Although Alice graduated from a local school, Hillhouse High School, she gave up going to college due to their financial situation. However, in 1881, she passed the certificate exam for the bachelor degree of Harvard University; and in 1883, she became a regular teacher of Hampton Institute. In 1884, she was invited to Japan by Sutematsu OYAMA and Umeko TSUDA as an English teacher at Kazoku Jogakko (Peeresses' School, present Gakushuin School). In 1894, She compiled her letters she had written during staying in Japan for one year and published the book titled "A Japanese Interior" (Japanese title was "Kazoku-jogakko-kyoshi ga mita Meiji Nihon no Uchigawa" [A Interior of Japan of the Meiji period that a teacher of Kazoku Jogakko had seen]); and it produced a sensation. After returning to America, she became principal of Hampton Institute, however, in April of 1900 she was once again invited to Japan by Sutematsu OYAMA and Umeko TSUDA, and served Tokyo Joshi Shihan-gakko (Tokyo Teacher's School for Women) and Joshi Eigaku Juku (Women's English School, present Tsudajuku Collage) as an English teacher until her term of office expired and she left Japan in April of 1902. Especially at Joshi Eigaku Juku, she rendered many services as she had worked without salary and even paid the rents for the head of the school, Umeko.

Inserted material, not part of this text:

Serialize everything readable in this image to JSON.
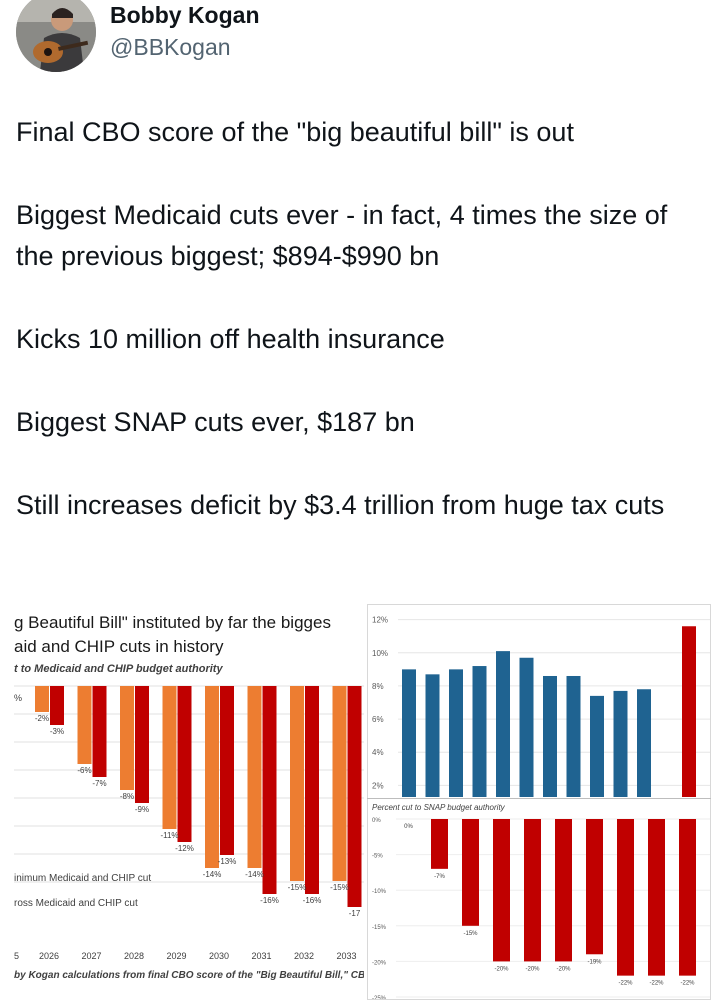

After returning to America, she kept devoting herself to education and she remained single all her life. However, she adopted two Japanese girls, Mitsuko WATANABE and Makiko HITOTSUYANAGI. Although Makiko HITOTSUYANAGI had been expected to become a teacher of Joshi Eigaku Juku, she married William Merrell Vories after she had returned to Japan.
Her books "A Japanese Interior" mentioned above and "Japanese Girls and Women" (Japanese title was "Meiji Nihon no Onna-tachi" [Japanese Girls and Women of the Meiji Period]) written before "A Japanese Interior" are important historical materials that describe Japanese women of the Meiji period without prejudice; and Ruth Benedict referred to it to write "The Chrysanthemum and the Sword." In that connection, in the preface of "Japanese Girls and Women," she had written this sentence ‛to my lifelong friend, Sutematsu Oyama' and she had been exchanging letters with Sutematsu until just before she died.